The Hidden Law of a Probable Outcome: On the Development of a Southern Kunsthalle
by João Mourão and Luís Silva
In the beginning there was the hoax. Our claims were orbiting around a certain idea of performativity conducted through lies and deceit. Through faking something until it became real. Tess McGill was instrumental in this as, for us, she embodied to perfection such a performative gesture. “If you want to be taken serious you gotta have serious hair,” she tells Cynthia, her sidekick, and this became a mantra of sorts during most of Kunsthalle Lissabon’s early existence. Cynthia, however, also had her share of knowledge when it came to hoaxing and faking something into existence and at a later stage, in a quasi oracle-like fashion, provided the insightful: “Sometimes I sing and dance around my house in my underwear. Doesn’t make me Madonna. Never will.” Bam! Reality check… In the end, Tess was right and Cynthia wasn’t (Tess was, after all, the hero of the story and Cynthia nothing more than her amusing and flamboyant sidekick), the hoax stopped being a hoax and became reality, real life if you will. In a twist of faith similar to that of our Hollywood fictional companion, very insidiously and without any of us noticing or being aware of the shift occurring, Kunsthalle Lissabon slowly became a real institution, or at least one according to our very peculiar understanding of what a relevant institutional platform can currently be.
The hoax, however, didn’t just disappear.
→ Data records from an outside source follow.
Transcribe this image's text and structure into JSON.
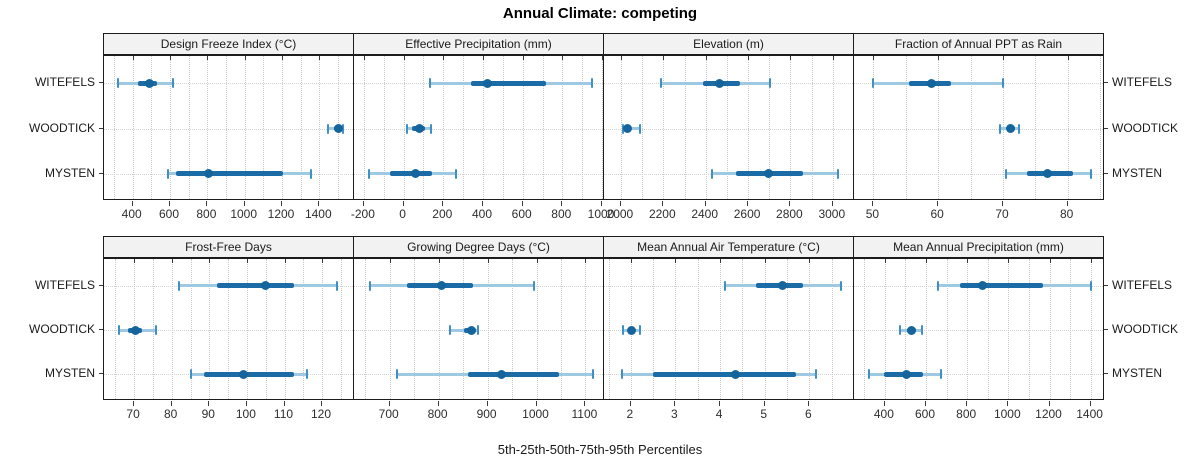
{
  "title": "Annual Climate: competing",
  "caption": "5th-25th-50th-75th-95th Percentiles",
  "sites": [
    "WITEFELS",
    "WOODTICK",
    "MYSTEN"
  ],
  "colors": {
    "range_line": "#9fc8e2",
    "whisker_cap": "#3f90c6",
    "iqr_line": "#1a6ba6",
    "median_dot": "#15659c",
    "grid": "#c9c9c9",
    "strip_bg": "#f2f2f2",
    "panel_border": "#1c1c1c"
  },
  "chart_data": {
    "type": "scatter",
    "variant": "percentile_intervals",
    "percentiles": [
      5,
      25,
      50,
      75,
      95
    ],
    "legend": "none",
    "grid": "dotted",
    "y_categories": [
      "WITEFELS",
      "WOODTICK",
      "MYSTEN"
    ],
    "panels": [
      {
        "title": "Design Freeze Index (°C)",
        "row": 0,
        "xlim": [
          246,
          1586
        ],
        "ticks": [
          400,
          600,
          800,
          1000,
          1200,
          1400
        ],
        "grid_step": 100,
        "values": {
          "WITEFELS": [
            320,
            430,
            490,
            530,
            615
          ],
          "WOODTICK": [
            1445,
            1480,
            1500,
            1515,
            1525
          ],
          "MYSTEN": [
            590,
            630,
            805,
            1205,
            1355
          ]
        }
      },
      {
        "title": "Effective Precipitation (mm)",
        "row": 0,
        "xlim": [
          -250,
          1010
        ],
        "ticks": [
          -200,
          0,
          200,
          400,
          600,
          800,
          1000
        ],
        "grid_step": 100,
        "values": {
          "WITEFELS": [
            135,
            340,
            425,
            720,
            950
          ],
          "WOODTICK": [
            15,
            40,
            80,
            110,
            140
          ],
          "MYSTEN": [
            -175,
            -70,
            60,
            145,
            265
          ]
        }
      },
      {
        "title": "Elevation (m)",
        "row": 0,
        "xlim": [
          1920,
          3100
        ],
        "ticks": [
          2000,
          2200,
          2400,
          2600,
          2800,
          3000
        ],
        "grid_step": 100,
        "values": {
          "WITEFELS": [
            2190,
            2385,
            2465,
            2560,
            2705
          ],
          "WOODTICK": [
            2008,
            2020,
            2032,
            2048,
            2090
          ],
          "MYSTEN": [
            2430,
            2545,
            2695,
            2860,
            3025
          ]
        }
      },
      {
        "title": "Fraction of Annual PPT as Rain",
        "row": 0,
        "xlim": [
          47,
          85.6
        ],
        "ticks": [
          50,
          60,
          70,
          80
        ],
        "grid_step": 5,
        "values": {
          "WITEFELS": [
            50,
            55.5,
            59,
            62,
            70
          ],
          "WOODTICK": [
            69.5,
            70.7,
            71.2,
            71.8,
            72.4
          ],
          "MYSTEN": [
            70.4,
            73.7,
            76.8,
            80.8,
            83.6
          ]
        }
      },
      {
        "title": "Frost-Free Days",
        "row": 1,
        "xlim": [
          62,
          128.5
        ],
        "ticks": [
          70,
          80,
          90,
          100,
          110,
          120
        ],
        "grid_step": 5,
        "values": {
          "WITEFELS": [
            82,
            92,
            105,
            112.5,
            124
          ],
          "WOODTICK": [
            66,
            68.5,
            70.3,
            72,
            75.8
          ],
          "MYSTEN": [
            85,
            88.5,
            99,
            112.5,
            116
          ]
        }
      },
      {
        "title": "Growing Degree Days (°C)",
        "row": 1,
        "xlim": [
          627,
          1138
        ],
        "ticks": [
          700,
          800,
          900,
          1000,
          1100
        ],
        "grid_step": 50,
        "values": {
          "WITEFELS": [
            660,
            735,
            805,
            870,
            995
          ],
          "WOODTICK": [
            823,
            852,
            868,
            876,
            880
          ],
          "MYSTEN": [
            714,
            860,
            928,
            1045,
            1115
          ]
        }
      },
      {
        "title": "Mean Annual Air Temperature (°C)",
        "row": 1,
        "xlim": [
          1.4,
          7.0
        ],
        "ticks": [
          2,
          3,
          4,
          5,
          6
        ],
        "grid_step": 0.5,
        "values": {
          "WITEFELS": [
            4.1,
            4.8,
            5.4,
            5.85,
            6.7
          ],
          "WOODTICK": [
            1.82,
            1.95,
            2.02,
            2.1,
            2.2
          ],
          "MYSTEN": [
            1.8,
            2.5,
            4.35,
            5.7,
            6.15
          ]
        }
      },
      {
        "title": "Mean Annual Precipitation (mm)",
        "row": 1,
        "xlim": [
          250,
          1465
        ],
        "ticks": [
          400,
          600,
          800,
          1000,
          1200,
          1400
        ],
        "grid_step": 100,
        "values": {
          "WITEFELS": [
            660,
            765,
            875,
            1170,
            1400
          ],
          "WOODTICK": [
            475,
            505,
            527,
            552,
            580
          ],
          "MYSTEN": [
            325,
            395,
            505,
            585,
            675
          ]
        }
      }
    ]
  }
}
Either it gradually transformed into something else, or it was gradually replaced by something else. It could also be that from the beginning it was already something else: we just misinterpreted it and gave it the wrong name. To this day, we haven’t figured out what happened, and I imagine we never will. It doesn’t seem that relevant. If the founding principle of Kunsthalle Lissabon was to hijack the mainstream and infuse it with criticality, how could we have done it, without budget, staff or any of the prerequisites for proper institutional activity? Through the only thing we could provide: hospitality. Hospitality thus became, and still is, at the core of what Kunsthalle Lissabon is about and how we choose to enact (perform) the institutional. Our guests, whether they are artists, curators or invited writers, as well as the audience, our visitors, the people who see our shows, come to our lectures or read our books, are the reason we work. Not only are they the recipients of what we do, they are also, and maybe foremost, the source of the relevance, the meaningfulness and the creativity of our endeavour. The notion of radical hospitality has been put, in recent years, at the centre of the discussion about institutional practice. To us, hospitality is not only a condition for inhabiting the institutional, it is an ethical imperative, and being such there is no way around it. Whether it is an intellectual construct or an empirical fact, or maybe both, is irrelevant; hospitality presents itself as a very specific and socially imprinted way of doing things (cue southern hospitality and associated stereotypes) and the radicalism of positioning it at the heart of the institution lies in signalling very explicitly that there is life beyond budgets and audience numbers (and debts and bailouts). There is being together, thinking together, working and acting together, refusing to feed and being fed by the market and its ever-expanding demands and offers, and, of course, always having a great time!